Adminstrator Darwin Eckstrom says the ball got rolling after the CBC’s Michael Enright published an essay revealing that Canadians living on a reserve are ten times more likely to die in a house fire.
“Right now we have limited training for the members of the band, and what we wanted to do is we’re going to bring them up to an introductory firefighting level. It’s basically the same course the County is teaching to the people that are doing their fire training.”
12 members of the local fire department will get basic firefighting safety and suppression skills training every Thursday and some Saturdays.
The cost will be covered by funding from the provincial government.
County Reeve Leanne Beaupre says they jumped at the opportunity to help improve safety in the community.
“It’s invaluable for them, for the security and peace of mind to be able to respond in a timely fashion and to know that you’re able to be that lifesaver or be able to save a structure because of the response time it takes to come.

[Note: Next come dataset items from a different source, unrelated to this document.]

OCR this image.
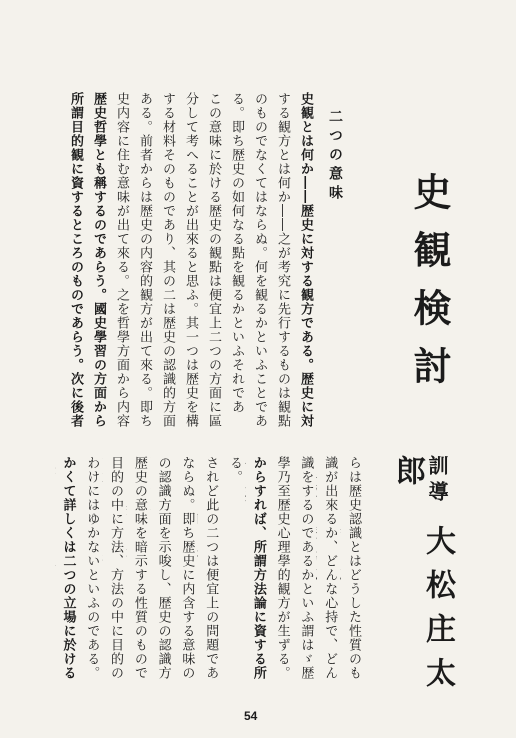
史観検討
訓導大松庄太郎
二つの意味
史観とは何か――歴史に対する観方である。歴史に対
する観方とは何か――之が考究に先行するものは観點
のものでなくてはならぬ。何を観るかといふことであ
る。即ち歴史の如何なる點を観るかといふそれであ
この意味に於ける歴史の観點は便宜上二つの方面に區
分して考へることが出來ると思ふ。其一つは歴史を構
する材料そのものであり、其の二は歴史の認識的方面
ある。前者からは歴史の内容的観方が出て來る。即ち
史内容に住む意味が出て來る。之を哲學方面から内容
歴史哲學とも稱するのであらう。國史學習の方面から
所謂目的観に資するところのものであらう。次に後者
54
らは歴史認識とはどうした性質のも
識が出來るか、どんな心持で、どん
識をするのであるかといふ謂はゞ歴
學乃至歴史心理學的観方が生ずる。
からすれば、所謂方法論に資する所
る。
されど此の二つは便宜上の問題であ
ならぬ。即ち歴史に内含する意味の
の認識方面を示唆し、歴史の認識方
歴史の意味を暗示する性質のもので
目的の中に方法、方法の中に目的の
わけにはゆかないといふのである。
かくて詳しくは二つの立場に於ける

The closest County station is in Hythe.
Beaupre hopes this partnership will lead to others in the future.
Photo: County Reeve Leanne Beaupre and Horse Lake First Nations Chief Eugene Horseman with Aboriginal Affairs Associate Minister Dorward, Grande Prairie-Wapiti MLA Honourable Wayne Drysdale, County Councillor Bob Marshall, County Councillor Brock Smith, County Fire Chief Everett Cooke, County Deputy Fire Chief of Rural Operations Dan Verdun, and members of the Horse Lake First Nations Council.